London Sinfonietta

Cole
Testament [UK premiere]
Webern
Five Pieces, Op.10
Mense
Partage [UK premiere]
Anderson
Book of Hours [London Premiere]

Sound Intermedia

London Sinfonietta
Oliver Knussen


Reviewed by: Richard Whitehouse

Reviewed: 5 December, 2005
Venue: Queen Elizabeth Hall, London

Returning after extended illness, Oliver Knussen presided over a varied concert of various premieres – beginning with a recent work by Jonathan Cole. A posthumous tribute to the writer and new-music advocate Sue Knussen, Testament (2005) traces a steadily unfolding melodic line across a sombre but eventful background; one that draws on the musical motif E flat-E (i.e. – S(u)E) as well as taking in allusions to Stravinsky’s memorial to Debussy – Symphonies of Wind Instruments – as the piece reaches its expressive climax. Scored with clarity and refinement, this is yet a further instance of the diversity within what – over the past few years – Cole’s has become a recognisable and personal idiom.

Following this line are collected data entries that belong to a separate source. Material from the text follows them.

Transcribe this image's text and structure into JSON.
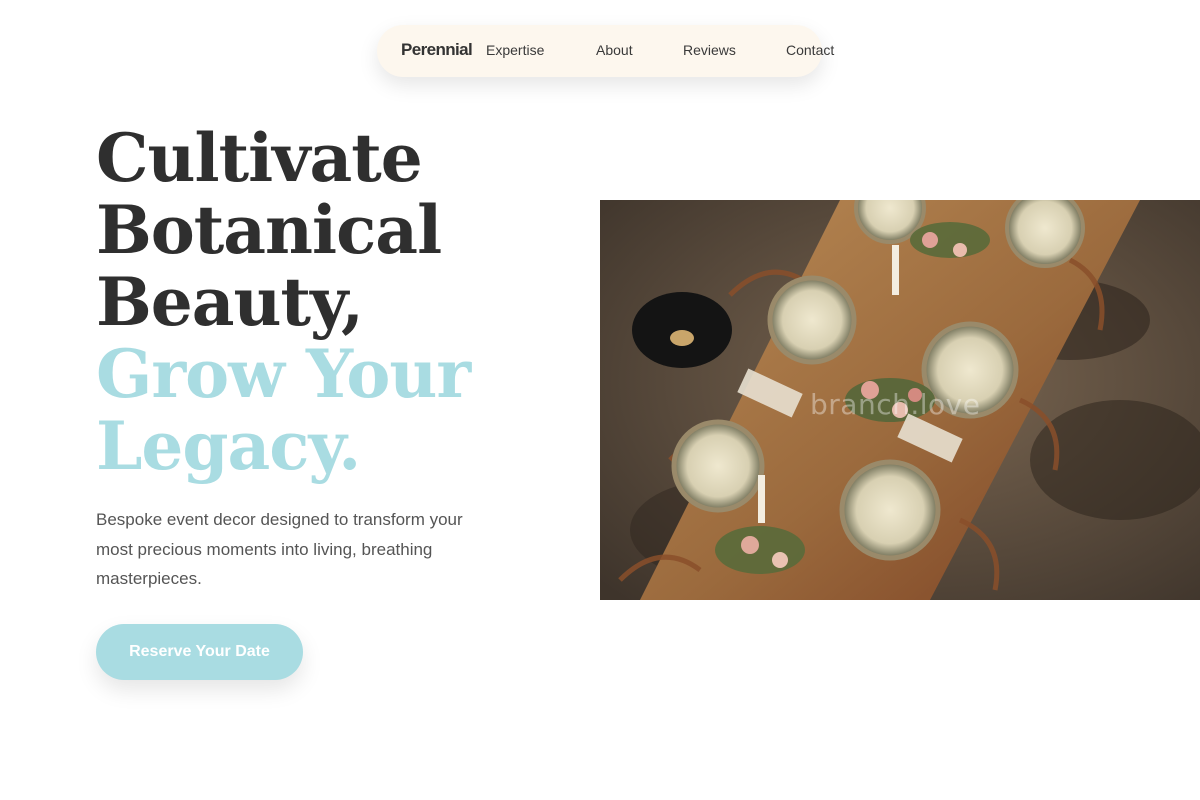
{
  "nav": {
    "brand": "Perennial",
    "links": [
      "Expertise",
      "About",
      "Reviews",
      "Contact"
    ]
  },
  "hero": {
    "headline_lines": [
      "Cultivate",
      "Botanical",
      "Beauty,"
    ],
    "headline_accent_lines": [
      "Grow Your",
      "Legacy."
    ],
    "subtitle": "Bespoke event decor designed to transform your most precious moments into living, breathing masterpieces.",
    "cta_label": "Reserve Your Date",
    "image_watermark": "branch.love"
  },
  "colors": {
    "accent": "#a9dce2",
    "nav_background": "#fdf7ee",
    "headline": "#2f2f2f",
    "body_text": "#555555"
  }
}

Such might well also apply to René Mense – the 36-year-old German composer little heard as yet in the UK. The six continuous sections of Partage (2001) might suggest a sequence of abstract character studies: in fact, Mense pursues a process whereby the usual four instrumental groups are seated in a Berio-like arrangement that emphasises timbral continuity, and in which interaction on the cusp of individual spontaneity and ensemble control is made the point of the piece. How the sections coalesce into a unified whole was not readily apparent on a first hearing, such that the work seemed no more than the sum of its parts – but the expertise of Mense’s instrumentation and the precision of his gestures made one curious to revisit it before long.

In between these works came Webern’s Op.10 Pieces – miracles of formal concision and emotional acuity, now fast approaching their centenary. Music the London Sinfonietta has played often during its near-40 years of existence, but seldom with the precision and commitment evident here. At Knussen’s behest, the set was duly repeated – on which its rarefied intensity left no less powerful an impression.

The second half then provided a welcome London outing for Julian Anderson’s Book of Hours (2004). Inspired by two French Medieval artefacts – ‘Très Riches Heures du Duc de Berry’ and ‘Tapisseries La Dame à Licorne’ – the contrasts within this 24-minute work give rise to a series of events unified by a process combining formal intensification with expressive diversity. Part One proceeds in wave-like sequences to a vivid culmination, then Part Two focuses the salient ideas into a more dynamic design – bringing a climax in the guise of a lengthy electronic interlude, then a coda whose offhand folksiness opens out onto new expressive terrain. Electronic sounds range from the ‘stand alone’ to those that enhance the instrumentation colouristically but not superficially. Bell sounds are largely avoided, yet the motivic source – the first four notes of the major scale – has an identifiably ‘ringing’ resonance, and the electronic interlude is a heady synthesis of timbres that carries no mean physical impact.

An impact readily apparent in a performance responsive to the music’s requirements of balance and shading, with a speaker placement that projected the electronic component with immediacy but not always an ideal spatial depth, though the distancing effect created by playing the opening of Part Oneat the start of Part Two as if on a badly-pressed LP is a temporal conceit that worked beautifully. The impression remains of a powerful, involving electro-acoustic work that re-affirms the potential of its medium. Hopefully the piece will soon find its way onto disc, along with Anderson’s other works written as Composer in Association with the City of Birmingham Symphony Orchestra – and so ending the inexplicable absence from the catalogue of what is now a substantial and rewarding body of work.